Daten können die Welt verändern. Aber bevor sie sich richtig nutzen und analysieren lassen, müssen sie eine Reihe von Prozessen durchlaufen. Ein wesentlicher Teilschritt ist das sogenannte Data Wrangling – das Bereinigen und Sortieren von Daten zu Beginn einer jeden Datenanalyse. Die Rohdaten werden, je nach Anwendung, manuell in verschiedene Formate transformiert und zugeordnet.

Dieser Artikel hilft Ihnen zu verstehen, was Data Wrangling ist, welche Schritte involviert sind und welchen Herausforderungen sich Unternehmen stellen müssen, wenn sie eine effektive Data-Wrangling-Strategie einführen möchten.

Was ist Data Wrangling?

Data Wrangling beinhaltet das manuelle Sammeln, Sortieren, Bereinigen und Organisieren von Daten für analytische Zwecke. Dabei werden die Daten sorgfältig überprüft und Dopplungen, Widersprüchliches, veraltete Informationen oder Faktoren entfernt, die nicht zu dem gewünschten Ergebnis passen. Data Wrangling identifiziert die wertvollsten Informationen der Daten angesichts der Parameter und Ziele eines Unternehmens.
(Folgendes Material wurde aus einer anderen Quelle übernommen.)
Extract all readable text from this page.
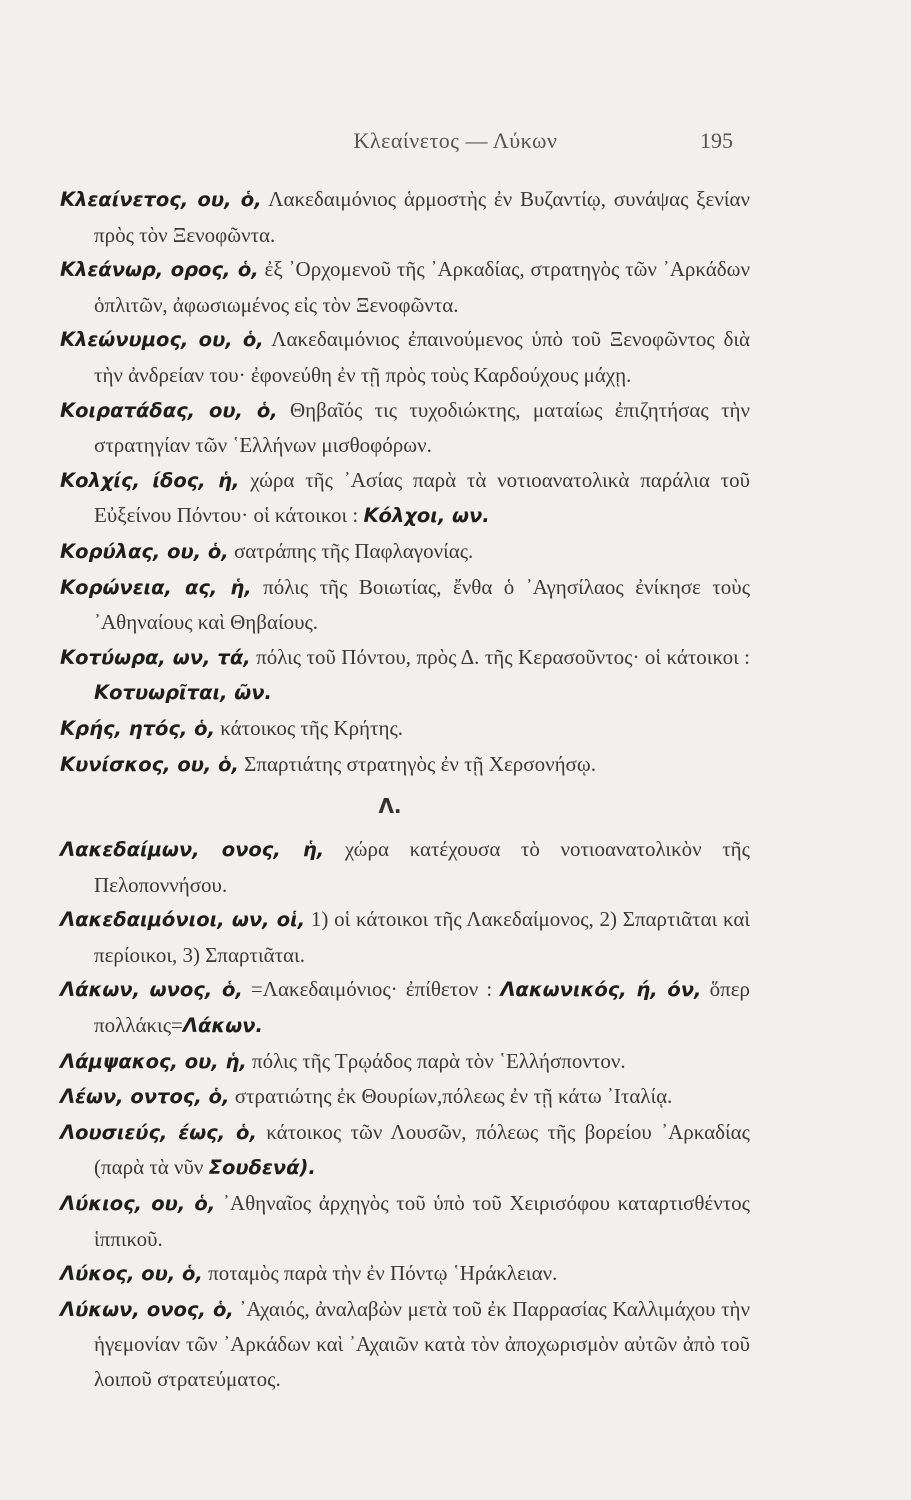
Κλεαίνετος — Λύκων	195
Κλεαίνετος, ου, ὁ, Λακεδαιμόνιος ἁρμοστὴς ἐν Βυζαντίῳ, συνάψας ξενίαν πρὸς τὸν Ξενοφῶντα.
Κλεάνωρ, ορος, ὁ, ἐξ ᾿Ορχομενοῦ τῆς ᾿Αρκαδίας, στρατηγὸς τῶν ᾿Αρκάδων ὁπλιτῶν, ἀφωσιωμένος εἰς τὸν Ξενοφῶντα.
Κλεώνυμος, ου, ὁ, Λακεδαιμόνιος ἐπαινούμενος ὑπὸ τοῦ Ξενοφῶντος διὰ τὴν ἀνδρείαν του· ἐφονεύθη ἐν τῇ πρὸς τοὺς Καρδούχους μάχῃ.
Κοιρατάδας, ου, ὁ, Θηβαῖός τις τυχοδιώκτης, ματαίως ἐπιζητήσας τὴν στρατηγίαν τῶν ῾Ελλήνων μισθοφόρων.
Κολχίς, ίδος, ἡ, χώρα τῆς ᾿Ασίας παρὰ τὰ νοτιοανατολικὰ παράλια τοῦ Εὐξείνου Πόντου· οἱ κάτοικοι : Κόλχοι, ων.
Κορύλας, ου, ὁ, σατράπης τῆς Παφλαγονίας.
Κορώνεια, ας, ἡ, πόλις τῆς Βοιωτίας, ἔνθα ὁ ᾿Αγησίλαος ἐνίκησε τοὺς ᾿Αθηναίους καὶ Θηβαίους.
Κοτύωρα, ων, τά, πόλις τοῦ Πόντου, πρὸς Δ. τῆς Κερασοῦντος· οἱ κάτοικοι : Κοτυωρῖται, ῶν.
Κρής, ητός, ὁ, κάτοικος τῆς Κρήτης.
Κυνίσκος, ου, ὁ, Σπαρτιάτης στρατηγὸς ἐν τῇ Χερσονήσῳ.
Λ.
Λακεδαίμων, ονος, ἡ, χώρα κατέχουσα τὸ νοτιοανατολικὸν τῆς Πελοποννήσου.
Λακεδαιμόνιοι, ων, οἱ, 1) οἱ κάτοικοι τῆς Λακεδαίμονος, 2) Σπαρτιᾶται καὶ περίοικοι, 3) Σπαρτιᾶται.
Λάκων, ωνος, ὁ, =Λακεδαιμόνιος· ἐπίθετον : Λακωνικός, ή, όν, ὅπερ πολλάκις=Λάκων.
Λάμψακος, ου, ἡ, πόλις τῆς Τρῳάδος παρὰ τὸν ῾Ελλήσποντον.
Λέων, οντος, ὁ, στρατιώτης ἐκ Θουρίων,πόλεως ἐν τῇ κάτω ᾿Ιταλίᾳ.
Λουσιεύς, έως, ὁ, κάτοικος τῶν Λουσῶν, πόλεως τῆς βορείου ᾿Αρκαδίας (παρὰ τὰ νῦν Σουδενά).
Λύκιος, ου, ὁ, ᾿Αθηναῖος ἀρχηγὸς τοῦ ὑπὸ τοῦ Χειρισόφου καταρτισθέντος ἱππικοῦ.
Λύκος, ου, ὁ, ποταμὸς παρὰ τὴν ἐν Πόντῳ ῾Ηράκλειαν.
Λύκων, ονος, ὁ, ᾿Αχαιός, ἀναλαβὼν μετὰ τοῦ ἐκ Παρρασίας Καλλιμάχου τὴν ἡγεμονίαν τῶν ᾿Αρκάδων καὶ ᾿Αχαιῶν κατὰ τὸν ἀποχωρισμὸν αὐτῶν ἀπὸ τοῦ λοιποῦ στρατεύματος.
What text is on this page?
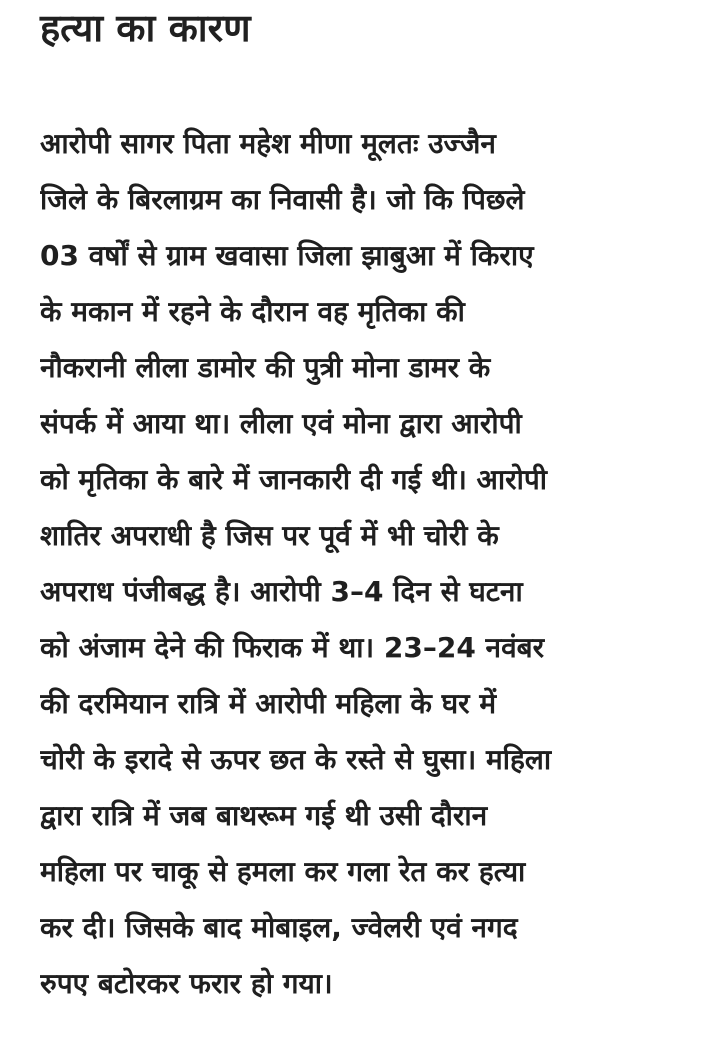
हत्या का कारण

आरोपी सागर पिता महेश मीणा मूलतः उज्जैन
जिले के बिरलाग्रम का निवासी है। जो कि पिछले
03 वर्षों से ग्राम खवासा जिला झाबुआ में किराए
के मकान में रहने के दौरान वह मृतिका की
नौकरानी लीला डामोर की पुत्री मोना डामर के
संपर्क में आया था। लीला एवं मोना द्वारा आरोपी
को मृतिका के बारे में जानकारी दी गई थी। आरोपी
शातिर अपराधी है जिस पर पूर्व में भी चोरी के
अपराध पंजीबद्ध है। आरोपी 3–4 दिन से घटना
को अंजाम देने की फिराक में था। 23–24 नवंबर
की दरमियान रात्रि में आरोपी महिला के घर में
चोरी के इरादे से ऊपर छत के रस्ते से घुसा। महिला
द्वारा रात्रि में जब बाथरूम गई थी उसी दौरान
महिला पर चाकू से हमला कर गला रेत कर हत्या
कर दी। जिसके बाद मोबाइल, ज्वेलरी एवं नगद
रुपए बटोरकर फरार हो गया।
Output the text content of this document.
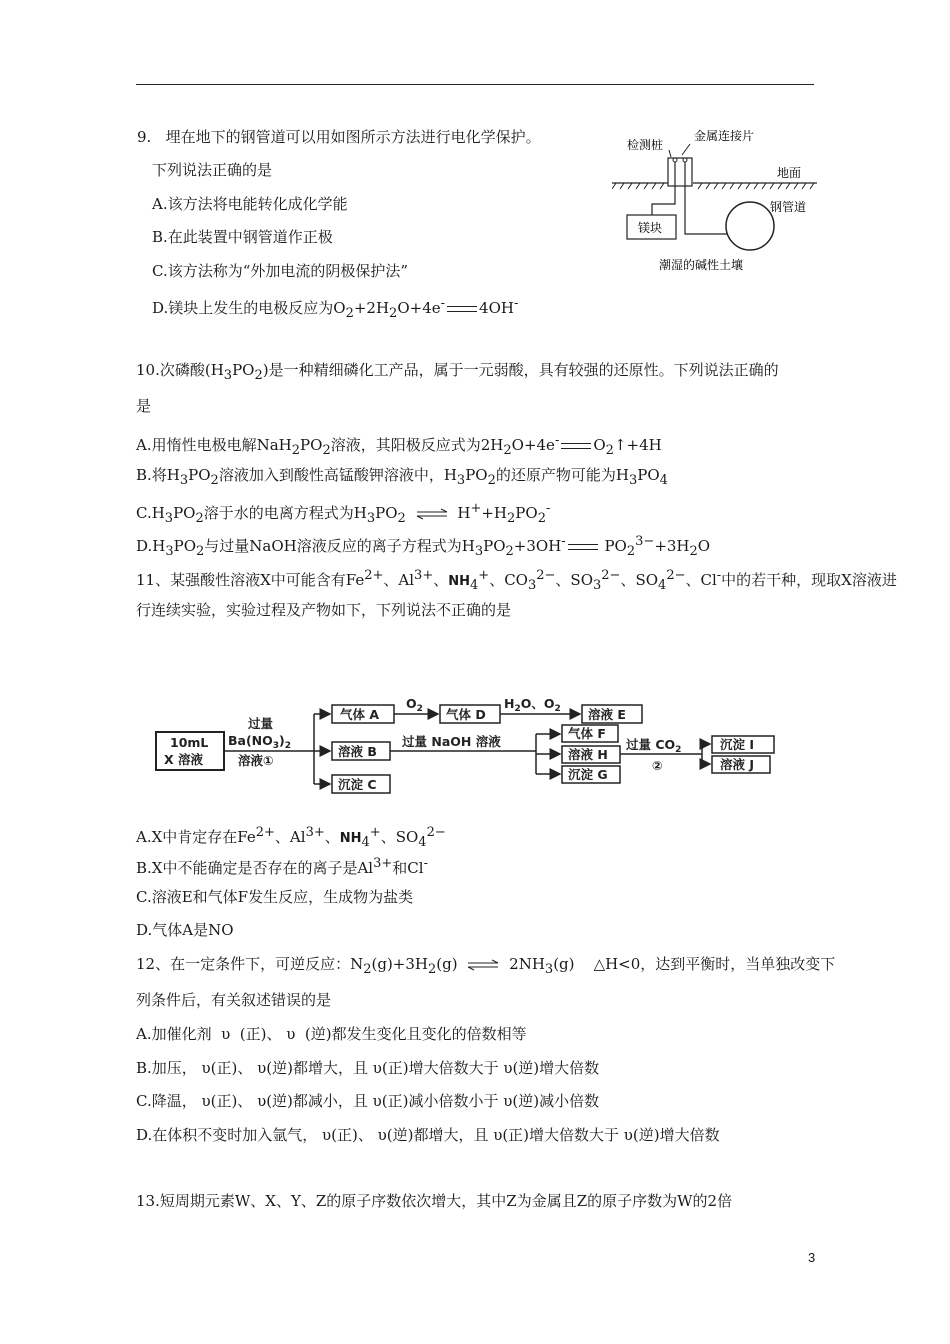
9.   埋在地下的钢管道可以用如图所示方法进行电化学保护。
下列说法正确的是
A.该方法将电能转化成化学能
B.在此装置中钢管道作正极
C.该方法称为“外加电流的阴极保护法”
D.镁块上发生的电极反应为$O_2+2H_2O+4e^-$ 4OH-
检测桩
金属连接片
地面
镁块
钢管道
潮湿的碱性土壤
10.次磷酸$(H_3PO_2)$是一种精细磷化工产品，属于一元弱酸，具有较强的还原性。下列说法正确的
是
A.用惰性电极电解$NaH_2PO_2$溶液，其阳极反应式为$2H_2O+4e^-$ $O_2↑+4H$
B.将$H_3PO_2$溶液加入到酸性高锰酸钾溶液中，$H_3PO_2$的还原产物可能为$H_3PO_4$
$C.H_3PO_2$溶于水的电离方程式为$H_3PO_2$ ⇌ $H^++H_2PO_2^-$
$D.H_3PO_2$与过量NaOH溶液反应的离子方程式为$H_3PO_2+3OH^-$	$PO_2^{3-}+3H_2O$
11、某强酸性溶液X中可能含有$Fe^{2+}$、$Al^{3+}$、$NH_4^+$、$CO_3^{2-}$、$SO_3^{2-}$、$SO_4^{2-}$、Cl-中的若干种，现取X溶液进
行连续实验，实验过程及产物如下，下列说法不正确的是
10mL
X 溶液
过量
$Ba(NO_3)_2$
溶液①
气体 A
$O_2$ 气体 D
$H_2O$、$O_2$ 溶液 E
溶液 B
过量 NaOH 溶液
气体 F
溶液 H
沉淀 G
过量 $CO_2$
②
沉淀 I
溶液 J
沉淀 C
A.X中肯定存在$Fe^{2+}$、$Al^{3+}$、$NH_4^+$、$SO_4^{2-}$
B.X中不能确定是否存在的离子是$Al^{3+}$和Cl-
C.溶液E和气体F发生反应，生成物为盐类
D.气体A是NO
12、在一定条件下，可逆反应：$N_2(g)+3H_2(g)$ ⇌ $2NH_3(g)$    △H<0，达到平衡时，当单独改变下
列条件后，有关叙述错误的是
A.加催化剂  υ  (正)、 υ  (逆)都发生变化且变化的倍数相等
B.加压， υ(正)、 υ(逆)都增大，且 υ(正)增大倍数大于 υ(逆)增大倍数
C.降温， υ(正)、 υ(逆)都减小，且 υ(正)减小倍数小于 υ(逆)减小倍数
D.在体积不变时加入氩气， υ(正)、 υ(逆)都增大，且 υ(正)增大倍数大于 υ(逆)增大倍数
13.短周期元素W、X、Y、Z的原子序数依次增大，其中Z为金属且Z的原子序数为W的2倍
3
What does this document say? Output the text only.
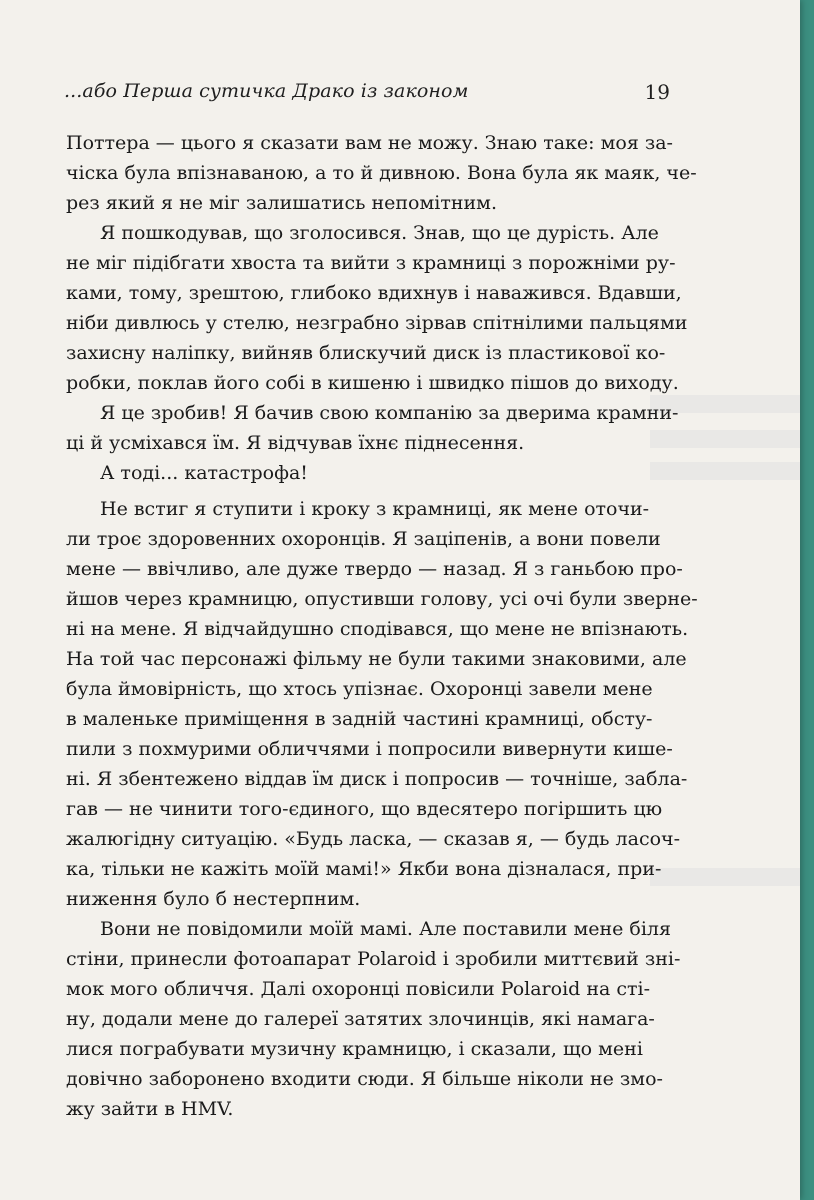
...або Перша сутичка Драко із законом	19
Поттера — цього я сказати вам не можу. Знаю таке: моя за-
чіска була впізнаваною, а то й дивною. Вона була як маяк, че-
рез який я не міг залишатись непомітним.
Я пошкодував, що зголосився. Знав, що це дурість. Але
не міг підібгати хвоста та вийти з крамниці з порожніми ру-
ками, тому, зрештою, глибоко вдихнув і наважився. Вдавши,
ніби дивлюсь у стелю, незграбно зірвав спітнілими пальцями
захисну наліпку, вийняв блискучий диск із пластикової ко-
робки, поклав його собі в кишеню і швидко пішов до виходу.
Я це зробив! Я бачив свою компанію за дверима крамни-
ці й усміхався їм. Я відчував їхнє піднесення.
А тоді... катастрофа!
Не встиг я ступити і кроку з крамниці, як мене оточи-
ли троє здоровенних охоронців. Я заціпенів, а вони повели
мене — ввічливо, але дуже твердо — назад. Я з ганьбою про-
йшов через крамницю, опустивши голову, усі очі були зверне-
ні на мене. Я відчайдушно сподівався, що мене не впізнають.
На той час персонажі фільму не були такими знаковими, але
була ймовірність, що хтось упізнає. Охоронці завели мене
в маленьке приміщення в задній частині крамниці, обсту-
пили з похмурими обличчями і попросили вивернути кише-
ні. Я збентежено віддав їм диск і попросив — точніше, забла-
гав — не чинити того-єдиного, що вдесятеро погіршить цю
жалюгідну ситуацію. «Будь ласка, — сказав я, — будь ласоч-
ка, тільки не кажіть моїй мамі!» Якби вона дізналася, при-
ниження було б нестерпним.
Вони не повідомили моїй мамі. Але поставили мене біля
стіни, принесли фотоапарат Polaroid і зробили миттєвий зні-
мок мого обличчя. Далі охоронці повісили Polaroid на сті-
ну, додали мене до галереї затятих злочинців, які намага-
лися пограбувати музичну крамницю, і сказали, що мені
довічно заборонено входити сюди. Я більше ніколи не змо-
жу зайти в HMV.
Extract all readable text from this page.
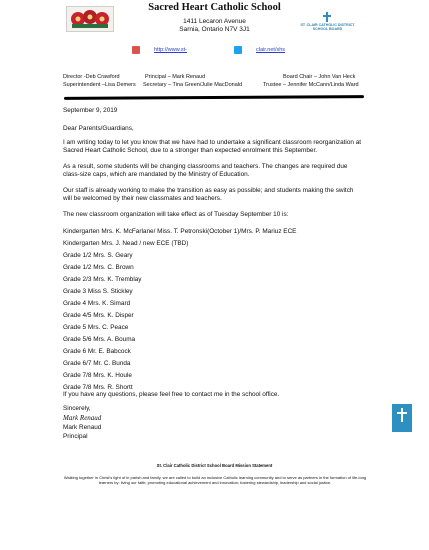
Sacred Heart Catholic School
1411 Lecaron Avenue
Sarnia, Ontario N7V 3J1
ST. CLAIR CATHOLIC DISTRICT SCHOOL BOARD
http://www.st-	clair.net/shs
Director -Deb Crawford	Principal – Mark Renaud	Board Chair – John Van Heck
Superintendent –Lisa Demers Secretary – Tina Green/Julie MacDonald	Trustee – Jennifer McCann/Linda Ward
September 9, 2019
Dear Parents/Guardians,
I am writing today to let you know that we have had to undertake a significant classroom reorganization at Sacred Heart Catholic School, due to a stronger than expected enrolment this September.
As a result, some students will be changing classrooms and teachers. The changes are required due class-size caps, which are mandated by the Ministry of Education.
Our staff is already working to make the transition as easy as possible; and students making the switch will be welcomed by their new classmates and teachers.
The new classroom organization will take effect as of Tuesday September 10 is:
Kindergarten Mrs. K. McFarlane/ Miss. T. Petronski(October 1)/Mrs. P. Mariuz ECE
Kindergarten Mrs. J. Nead / new ECE (TBD)
Grade 1/2 Mrs. S. Geary
Grade 1/2 Mrs. C. Brown
Grade 2/3 Mrs. K. Tremblay
Grade 3 Miss S. Stickley
Grade 4 Mrs. K. Simard
Grade 4/5 Mrs. K. Disper
Grade 5 Mrs. C. Peace
Grade 5/6 Mrs. A. Bouma
Grade 6 Mr. E. Babcock
Grade 6/7 Mr. C. Bunda
Grade 7/8 Mrs. K. Houle
Grade 7/8 Mrs. R. Shortt
If you have any questions, please feel free to contact me in the school office.
Sincerely,
Mark Renaud
Mark Renaud
Principal
St. Clair Catholic District School Board Mission Statement
Walking together in Christ's light of in parish and family, we are called to build an inclusive Catholic learning community and to serve as partners in the formation of life-long learners by: living our faith; promoting educational achievement and innovation; fostering stewardship, leadership and social justice.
Ist das Verfahren auch nicht sehr beliebt, so ist Data Wrangling doch der Grundpfeiler der Datenaufbereitung. Daher ist es nicht verwunderlich, dass Datenspezialisten etwa 80 Prozent ihrer Arbeitszeit mit dem Bereinigen, Sammeln und Organisieren von Datensets verbringen. Ohne diesen Prozess wären Unternehmensdaten ein unorganisiertes Chaos – sie wären schwer zu lesen, es wäre unmöglich, auf sie zuzugreifen, und man könnte sie kaum in einer nützlichen Art und Weise analysieren.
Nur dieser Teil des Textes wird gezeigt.